Add this to your script and restart ipython as before.

Detecting file ends

To avoid an infinite loop, we check that we still have events to process by seeing if evt['/Event'] exists. This root location is present in every event in the input file; if it doesn’t exist, we’ve run out of events to process.

Using the name of our stripping line we can now advance through the DST until we reach an event which contains a candidate:

>>> line = 'D2hhPromptDst2D2KKLine'
>>> advance(line)

The candidates built for you can now be found at /Event/AllStreams/Phys/D2hhPromptDst2D2KKLine/Particles:

>>> candidates = evt['/Event/AllStreams/Phys/{}/Particles'.format(line)]
>>> print(candidates.size())

This tells you how many candidates there are in this event and you can access the first one with:

>>> print(candidates[0])

Which will print out some information about the Particle. In our case a \(` D^{* +} `\) (particle ID number 413). You can access its decay products with candidates[0].daughtersVector()[0] and candidates[0].daughtersVector()[1], which will be a \(` D^{0} `\) and a \(` \pi^{+} `\).

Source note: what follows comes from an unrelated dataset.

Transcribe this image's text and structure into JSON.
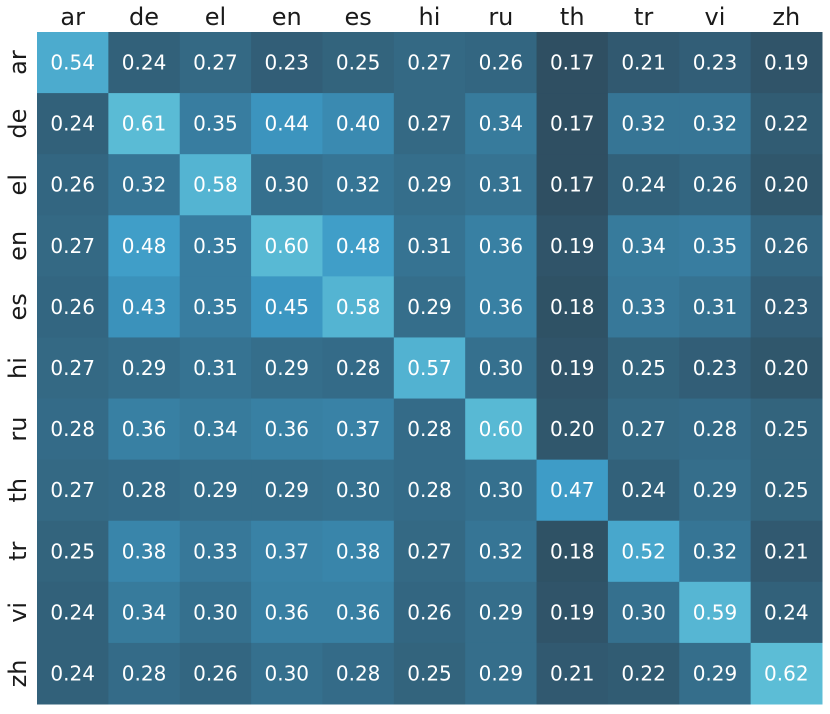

There is a useful tool for printing out decay trees, which you can pass the top level particle to and it will print out the full decay tree etc:

>>> print_decay = appMgr.toolsvc().create(
...   'PrintDecayTreeTool', interface='IPrintDecayTreeTool'
... )
...
>>> print_decay.printTree(candidates[0])

With our candidates in hand, it would be nice to be able to retrieve and compute the variables we need for an analysis. On to LoKi functors!

Fast DST browsing

While here we have discussed for pedagogical reasons all the configuration options needed in order to browse a DST file, in your daily life as a physicist it is often useful to use the bender application that belongs to the Bender project.

For example, to explore the DST we could have simply done:

lb-run Bender/latest bender -d 2016 00070793_00000001_7.AllStreams.dst

where -d 2016 is the DataType flag. This leaves us in a prompt in which we can proceed as discussed in this lesson, with the advantage that some functions are already provided for us, such as seekStripDecision (which replaces our advance) or ls and get, which allow to list and get TES locations. Other examples of useful functions are listed in the bender starting banner.

Bender also provides a useful command dst-dump, which is a quick way of figuring out what objects are present on a DST and where. Try out:

lb-run Bender/latest dst-dump -d 2016 -f -n 100 00070793_00000001_7.AllStreams.dst

The -f option tells Bender to try and “unpack” the locations such as /Event/AllStreams/pPhys/Particles that we mentioned above, while -n 100 tells it to only process the first 100 events on the DST. Give this a try if you’re ever stuck figuring out where your candidates are hiding!

Configuration debugging

You can run an interactive exploration session using whatever application configuration you like, which can come in handy if your DecayTreeTuple isn’t behaving how you expect.

As long as all your configuration comes before the GP.AppMgr() line, that configuration will be included in the exploration session.